Надо с садом и цветами распроститься,
Мне из них венка уж не плести.
Я один венок сплела,
Да и тот не надевала,
И как был один, его я Янку отдала.
И зачем я сад не раскопала?
Пусть по нем прошли бы кони вороные,
Притоптали бы мои цветики живые.
Вся эта длинная песнь, и другая, и третья, которые последовали за ней, были повторением грустных девичьих мыслей, а напев их, словно тихий плач, раздавался в избе.
IX
Между тем, Тадеуш выглянул на двор и, заметив бердичевские подводы, возвращения которых не ожидал так скоро, закусил губы и нахмурился.
— Уж вы воротились? — спросил он управляющего.
— А что же? Нельзя было раньше, — ответил пан Линовский, покручивая длинные усы.
— Ну, ну, идите, разберитесь, а потом и ко мне.

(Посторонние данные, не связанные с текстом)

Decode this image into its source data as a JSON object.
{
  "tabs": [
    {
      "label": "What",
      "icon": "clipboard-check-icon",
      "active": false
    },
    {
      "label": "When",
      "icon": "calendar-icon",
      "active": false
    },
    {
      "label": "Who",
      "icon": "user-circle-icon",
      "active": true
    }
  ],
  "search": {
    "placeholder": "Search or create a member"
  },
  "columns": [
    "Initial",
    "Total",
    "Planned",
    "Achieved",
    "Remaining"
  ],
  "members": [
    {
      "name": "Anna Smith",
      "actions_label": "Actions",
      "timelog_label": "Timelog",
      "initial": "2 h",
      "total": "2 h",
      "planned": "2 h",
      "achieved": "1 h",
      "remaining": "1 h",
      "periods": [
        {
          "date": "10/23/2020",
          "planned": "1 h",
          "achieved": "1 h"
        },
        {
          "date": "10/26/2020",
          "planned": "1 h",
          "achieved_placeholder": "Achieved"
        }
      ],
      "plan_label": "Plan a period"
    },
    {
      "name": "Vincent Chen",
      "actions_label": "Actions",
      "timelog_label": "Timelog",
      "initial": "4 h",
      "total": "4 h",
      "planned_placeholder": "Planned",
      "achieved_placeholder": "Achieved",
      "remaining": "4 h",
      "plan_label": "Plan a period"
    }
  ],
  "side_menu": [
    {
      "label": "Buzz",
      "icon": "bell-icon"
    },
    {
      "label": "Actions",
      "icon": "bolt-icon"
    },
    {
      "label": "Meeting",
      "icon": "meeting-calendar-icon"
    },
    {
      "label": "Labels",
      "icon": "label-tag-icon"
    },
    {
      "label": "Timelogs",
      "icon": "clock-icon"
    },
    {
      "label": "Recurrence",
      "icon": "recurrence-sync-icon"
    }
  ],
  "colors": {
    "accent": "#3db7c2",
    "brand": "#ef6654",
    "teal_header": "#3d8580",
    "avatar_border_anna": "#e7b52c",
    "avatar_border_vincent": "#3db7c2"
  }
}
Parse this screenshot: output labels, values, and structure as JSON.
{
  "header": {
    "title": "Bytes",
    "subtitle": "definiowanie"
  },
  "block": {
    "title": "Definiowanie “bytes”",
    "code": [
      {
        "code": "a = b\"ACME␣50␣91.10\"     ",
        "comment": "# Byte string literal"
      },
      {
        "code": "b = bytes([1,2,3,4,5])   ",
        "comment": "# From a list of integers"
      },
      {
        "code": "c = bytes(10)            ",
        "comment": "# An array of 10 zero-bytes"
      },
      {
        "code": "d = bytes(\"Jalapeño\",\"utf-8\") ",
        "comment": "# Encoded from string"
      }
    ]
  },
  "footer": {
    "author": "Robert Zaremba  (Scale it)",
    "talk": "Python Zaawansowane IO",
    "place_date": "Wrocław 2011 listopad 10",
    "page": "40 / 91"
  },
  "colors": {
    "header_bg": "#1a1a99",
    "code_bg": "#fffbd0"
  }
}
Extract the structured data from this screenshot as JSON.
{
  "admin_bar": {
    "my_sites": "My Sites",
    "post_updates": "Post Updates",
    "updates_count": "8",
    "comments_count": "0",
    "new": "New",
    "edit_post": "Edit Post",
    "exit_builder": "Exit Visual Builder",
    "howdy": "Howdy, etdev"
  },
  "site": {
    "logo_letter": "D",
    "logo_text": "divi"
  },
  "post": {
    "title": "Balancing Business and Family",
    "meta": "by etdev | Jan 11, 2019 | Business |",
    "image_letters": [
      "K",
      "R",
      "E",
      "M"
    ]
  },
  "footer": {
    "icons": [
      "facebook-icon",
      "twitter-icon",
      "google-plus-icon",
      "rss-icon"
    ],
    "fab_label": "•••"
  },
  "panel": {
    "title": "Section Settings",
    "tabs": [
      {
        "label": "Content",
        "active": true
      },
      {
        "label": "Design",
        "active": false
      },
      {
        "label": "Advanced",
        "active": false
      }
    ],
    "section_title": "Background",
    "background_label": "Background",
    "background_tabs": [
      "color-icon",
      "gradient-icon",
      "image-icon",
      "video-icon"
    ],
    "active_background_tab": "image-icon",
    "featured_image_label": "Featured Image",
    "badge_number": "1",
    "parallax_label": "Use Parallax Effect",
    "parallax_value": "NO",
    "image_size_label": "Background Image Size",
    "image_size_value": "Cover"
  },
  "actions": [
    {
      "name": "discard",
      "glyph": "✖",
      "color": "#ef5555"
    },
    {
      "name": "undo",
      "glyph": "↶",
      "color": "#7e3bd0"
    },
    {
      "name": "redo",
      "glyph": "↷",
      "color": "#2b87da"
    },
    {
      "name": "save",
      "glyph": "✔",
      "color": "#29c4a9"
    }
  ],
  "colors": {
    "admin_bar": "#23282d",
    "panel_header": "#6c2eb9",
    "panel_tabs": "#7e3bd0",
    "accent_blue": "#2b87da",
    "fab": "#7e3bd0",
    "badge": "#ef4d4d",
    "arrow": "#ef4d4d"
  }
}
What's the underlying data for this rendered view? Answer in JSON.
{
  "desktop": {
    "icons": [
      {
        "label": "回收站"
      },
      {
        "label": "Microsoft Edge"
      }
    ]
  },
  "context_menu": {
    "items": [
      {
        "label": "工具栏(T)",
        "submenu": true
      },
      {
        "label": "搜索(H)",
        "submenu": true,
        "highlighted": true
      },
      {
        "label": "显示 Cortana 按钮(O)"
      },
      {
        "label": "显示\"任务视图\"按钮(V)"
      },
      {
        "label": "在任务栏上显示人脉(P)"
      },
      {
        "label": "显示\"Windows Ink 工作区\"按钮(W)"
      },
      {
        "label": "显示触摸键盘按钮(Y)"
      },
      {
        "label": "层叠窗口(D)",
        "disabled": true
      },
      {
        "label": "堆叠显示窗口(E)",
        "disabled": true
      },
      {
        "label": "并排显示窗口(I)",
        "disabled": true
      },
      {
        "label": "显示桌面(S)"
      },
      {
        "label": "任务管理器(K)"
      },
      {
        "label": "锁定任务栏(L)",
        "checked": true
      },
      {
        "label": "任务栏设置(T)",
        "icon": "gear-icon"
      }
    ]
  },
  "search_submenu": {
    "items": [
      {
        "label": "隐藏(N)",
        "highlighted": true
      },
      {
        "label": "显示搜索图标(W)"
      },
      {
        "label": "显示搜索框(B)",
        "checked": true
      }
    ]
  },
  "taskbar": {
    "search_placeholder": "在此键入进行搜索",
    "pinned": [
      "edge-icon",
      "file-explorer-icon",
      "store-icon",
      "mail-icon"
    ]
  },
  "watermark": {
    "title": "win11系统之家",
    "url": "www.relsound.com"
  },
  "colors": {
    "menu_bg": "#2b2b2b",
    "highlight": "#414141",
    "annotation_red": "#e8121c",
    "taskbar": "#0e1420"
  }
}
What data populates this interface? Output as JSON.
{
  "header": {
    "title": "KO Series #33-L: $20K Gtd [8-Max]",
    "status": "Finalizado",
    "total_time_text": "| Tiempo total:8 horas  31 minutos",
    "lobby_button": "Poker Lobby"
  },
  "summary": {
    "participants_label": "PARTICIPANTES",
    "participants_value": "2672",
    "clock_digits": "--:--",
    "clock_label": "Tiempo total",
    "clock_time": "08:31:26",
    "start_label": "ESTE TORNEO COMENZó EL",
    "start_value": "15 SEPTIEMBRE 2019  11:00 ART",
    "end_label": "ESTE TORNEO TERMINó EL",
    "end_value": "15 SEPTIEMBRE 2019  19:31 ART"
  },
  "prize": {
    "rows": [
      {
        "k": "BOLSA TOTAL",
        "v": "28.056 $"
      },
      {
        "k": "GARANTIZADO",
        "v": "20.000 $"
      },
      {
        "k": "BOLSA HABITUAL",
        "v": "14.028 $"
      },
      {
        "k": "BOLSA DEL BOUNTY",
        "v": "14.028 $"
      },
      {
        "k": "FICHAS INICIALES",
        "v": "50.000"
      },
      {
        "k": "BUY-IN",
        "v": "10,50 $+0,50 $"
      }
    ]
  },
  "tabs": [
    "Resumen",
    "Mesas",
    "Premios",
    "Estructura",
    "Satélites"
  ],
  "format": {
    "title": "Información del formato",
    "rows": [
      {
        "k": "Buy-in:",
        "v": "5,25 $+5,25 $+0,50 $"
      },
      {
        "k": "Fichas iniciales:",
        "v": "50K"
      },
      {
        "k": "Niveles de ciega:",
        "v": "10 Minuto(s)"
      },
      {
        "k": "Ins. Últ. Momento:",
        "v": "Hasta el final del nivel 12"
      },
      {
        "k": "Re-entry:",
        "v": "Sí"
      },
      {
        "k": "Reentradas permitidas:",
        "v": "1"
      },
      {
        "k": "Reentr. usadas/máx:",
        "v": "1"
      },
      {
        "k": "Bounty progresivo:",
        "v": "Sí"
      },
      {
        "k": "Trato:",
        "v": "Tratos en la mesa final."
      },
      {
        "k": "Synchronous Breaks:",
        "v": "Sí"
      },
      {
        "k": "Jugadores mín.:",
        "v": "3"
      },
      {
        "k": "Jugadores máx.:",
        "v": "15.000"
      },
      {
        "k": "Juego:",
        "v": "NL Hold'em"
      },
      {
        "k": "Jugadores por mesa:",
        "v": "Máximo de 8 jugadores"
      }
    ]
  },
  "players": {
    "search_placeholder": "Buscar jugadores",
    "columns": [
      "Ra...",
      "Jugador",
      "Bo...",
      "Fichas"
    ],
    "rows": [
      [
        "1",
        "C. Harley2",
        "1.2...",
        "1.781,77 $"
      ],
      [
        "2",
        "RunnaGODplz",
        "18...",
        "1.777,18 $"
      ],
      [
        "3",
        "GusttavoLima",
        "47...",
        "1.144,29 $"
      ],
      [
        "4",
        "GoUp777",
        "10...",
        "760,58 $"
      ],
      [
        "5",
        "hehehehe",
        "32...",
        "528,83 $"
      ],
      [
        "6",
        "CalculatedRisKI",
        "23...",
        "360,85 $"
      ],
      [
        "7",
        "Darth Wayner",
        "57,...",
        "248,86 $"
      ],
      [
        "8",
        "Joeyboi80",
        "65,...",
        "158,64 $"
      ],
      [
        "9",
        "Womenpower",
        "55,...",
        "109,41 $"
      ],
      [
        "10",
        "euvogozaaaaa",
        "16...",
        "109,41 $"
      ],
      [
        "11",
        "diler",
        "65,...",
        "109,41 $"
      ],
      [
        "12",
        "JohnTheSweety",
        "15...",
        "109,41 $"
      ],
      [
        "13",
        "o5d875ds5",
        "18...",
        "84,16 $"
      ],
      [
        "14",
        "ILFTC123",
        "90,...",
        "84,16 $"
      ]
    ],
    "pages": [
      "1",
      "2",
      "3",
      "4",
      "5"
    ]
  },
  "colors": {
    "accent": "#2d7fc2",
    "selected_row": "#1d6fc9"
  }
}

И он захлопнул двери. У него недоставало присутствия духа говорить более с управителем. Упав на диван, он невольно спросил себя:
— Что теперь будет?
Что-то страшное, казалось ему, рушилось на него. Никогда еще не чувствовал он так сильно своей безумной привязанности, никогда так сильно не сознавал он ни одного несчастия, как теперь. В глазах у него зарябило. Он вставал, ходил и думал. А на дворе уже смеркалось, и весенний вечер заглядывал в оконце. Ему душно было в комнате, глаза у него напухли, дрожь пробегала по всему телу.
Тадуеш выбежал в сад; здесь он увидел места своих всегдашних свиданий с Уляной и повернул к озеру. Там на вечернем небе, яснеющем еще зарей заката, дымилась деревня и изба Уляны.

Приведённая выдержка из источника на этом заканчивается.